DDS employee raises funds for experimental paralysis treatment
Dartmouth Dining Services greeter Dawn Fandino suffered a hemorrhagic stroke six years ago that left her with right-side body paralysis.
Swiping in and greeting students at ’53 Commons, Dawn Fandino has interacted with most members of the Dartmouth community. Unbeknownst to many people, Fandino has right-side body paralysis from a hemorrhagic stroke she suffered six years ago, which has resulted in life-altering effects for Fandino and her family.
On April 7, Fandino’s partner of 13 years set up a GoFundMe page to cover the costs of a stem cell treatment that could potentially increase her quality of living. The campaign has currently reached $1,190 of its $7,600 goal, with many of the donations coming from Dartmouth students.
Fandino has worked as a greeter at the Class of ’53 Commons since last August. Fandino previously had a career in the apparel industry in New York but stopped working after her stroke. After being unemployed for five years, she began work with DDS, her first position since the stroke; however, her condition has made her work difficult, she said. While working, she sits in a chair and uses her left hand to swipe student IDs. She also uses a cane to walk and has difficulty reading and spelling. Fandino describes walking with paralysis as “dragging dead weight around.”

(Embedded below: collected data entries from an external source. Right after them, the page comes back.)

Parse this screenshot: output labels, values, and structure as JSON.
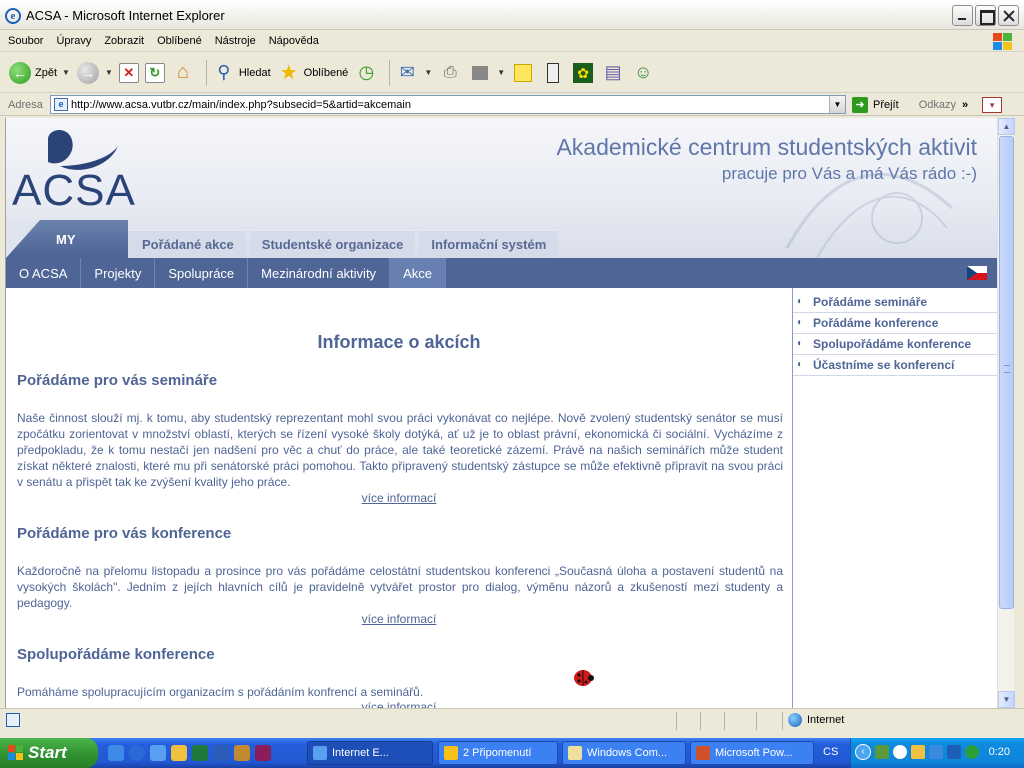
{
  "window": {
    "title": "ACSA - Microsoft Internet Explorer"
  },
  "menu": [
    "Soubor",
    "Úpravy",
    "Zobrazit",
    "Oblíbené",
    "Nástroje",
    "Nápověda"
  ],
  "toolbar": {
    "back": "Zpět",
    "search": "Hledat",
    "favorites": "Oblíbené"
  },
  "address": {
    "label": "Adresa",
    "url": "http://www.acsa.vutbr.cz/main/index.php?subsecid=5&artid=akcemain",
    "go": "Přejít",
    "links": "Odkazy"
  },
  "site": {
    "logo_text": "ACSA",
    "slogan_line1": "Akademické centrum studentských aktivit",
    "slogan_line2": "pracuje pro Vás a má Vás rádo :-)",
    "tab_my": "MY",
    "main_tabs": [
      "Pořádané akce",
      "Studentské organizace",
      "Informační systém"
    ],
    "subnav": [
      "O ACSA",
      "Projekty",
      "Spolupráce",
      "Mezinárodní aktivity",
      "Akce"
    ],
    "page_title": "Informace o akcích",
    "sections": [
      {
        "heading": "Pořádáme pro vás semináře",
        "text": "Naše činnost slouží mj. k tomu, aby studentský reprezentant mohl svou práci vykonávat co nejlépe. Nově zvolený studentský senátor se musí zpočátku zorientovat v množství oblastí, kterých se řízení vysoké školy dotýká, ať už je to oblast právní, ekonomická či sociální. Vycházíme z předpokladu, že k tomu nestačí jen nadšení pro věc a chuť do práce, ale také teoretické zázemí. Právě na našich seminářích může student získat některé znalosti, které mu při senátorské práci pomohou. Takto připravený studentský zástupce se může efektivně připravit na svou práci v senátu a přispět tak ke zvýšení kvality jeho práce.",
        "more": "více informací"
      },
      {
        "heading": "Pořádáme pro vás konference",
        "text": "Každoročně na přelomu listopadu a prosince pro vás pořádáme celostátní studentskou konferenci „Současná úloha a postavení studentů na vysokých školách\". Jedním z jejích hlavních cílů je pravidelně vytvářet prostor pro dialog, výměnu názorů a zkušeností mezi studenty a pedagogy.",
        "more": "více informací"
      },
      {
        "heading": "Spolupořádáme konference",
        "text": "Pomáháme spolupracujícím organizacím s pořádáním konfrencí a seminářů.",
        "more": "více informací"
      }
    ],
    "sidebar": [
      "Pořádáme semináře",
      "Pořádáme konference",
      "Spolupořádáme konference",
      "Účastníme se konferencí"
    ]
  },
  "status": {
    "zone": "Internet"
  },
  "taskbar": {
    "start": "Start",
    "tasks": [
      "Internet E...",
      "2 Připomenutí",
      "Windows Com...",
      "Microsoft Pow..."
    ],
    "lang": "CS",
    "clock": "0:20"
  },
  "colors": {
    "site_text": "#4e6596",
    "subnav_bg": "#4e6596",
    "taskbar_blue": "#245edb"
  }
}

Fandino said the stroke caused bleeding in her left hemisphere basal ganglia, an area that governs movement and muscle coordination. This resulted in right-side paralysis and also limited her physical and cognitive abilities. She said she hopes that an experimental stem cell treatment will help her regain some of the motor deficiencies she lost due to the hemorrhage.
The therapy she is interested in involves a set of injections given directly into the brain to regrow the damaged neurons. Fandino said that the $7,600 the treatment would cost is not covered by insurance. Being treated would require that she travel to a clinic in Boston or to her home state of Florida, according to Fandino.
The treatment Fandino is seeking arose from a 2016 trial which found that damaged caused by strokes can be healed with the injection of stem cells. Though experimental, the potential treatment has garnered optimism in the scientific community — but there are still many potential risks associated the treatment.
Although there is no guaranteed success from the procedure, Fandino said she believes that this is the only treatment available for her. She hopes that the treatment can help her walk without using a cane and perform other tasks on her own.
“If I get stem cell therapy, I would have use of this side of my body again,” Fandino said.
As a ’53 Commons greeter, she has touched many students simply by saying hello to them or asking about their day, according to Akash Seetohul ’22, who donated to the page. He said that during his freshman fall, Fandino would always cheer him up by saying hello, as he walked into ’53 Commons.
“I also worked with her at ’53 Commons ... and she was very sweet to me,” Seetohul said. “I had no idea about her medical issues because she is always cheerful.”
This positive attitude makes Fandino beloved by the Dartmouth community, according to DDS director Jon Plodzik. He added that Fandino is a “wonderful” representation of DDS.
“Dawn is enjoyed by many of our students, as I often see her talking to them about classes, projects and life plans,” Plodzik noted.
While being interviewed, Fandino was busy greeting students, many of whom recognized her and said hello.
“I want to make people feel good even when I’m not feeling good,” she explained.
She works on Monday, Wednesday and Friday mornings and goes home to rest for the remainder of the day after her shift. She said that she believes that getting access to this treatment means that she could do things that many people take for granted, such as working, showering or even trimming her nails on her own.
As for the donations of the GoFundMe page, Fandino is grateful for all of the contributions she has received thus far.
“Dartmouth has rallied behind me in ways I never expected,” she said.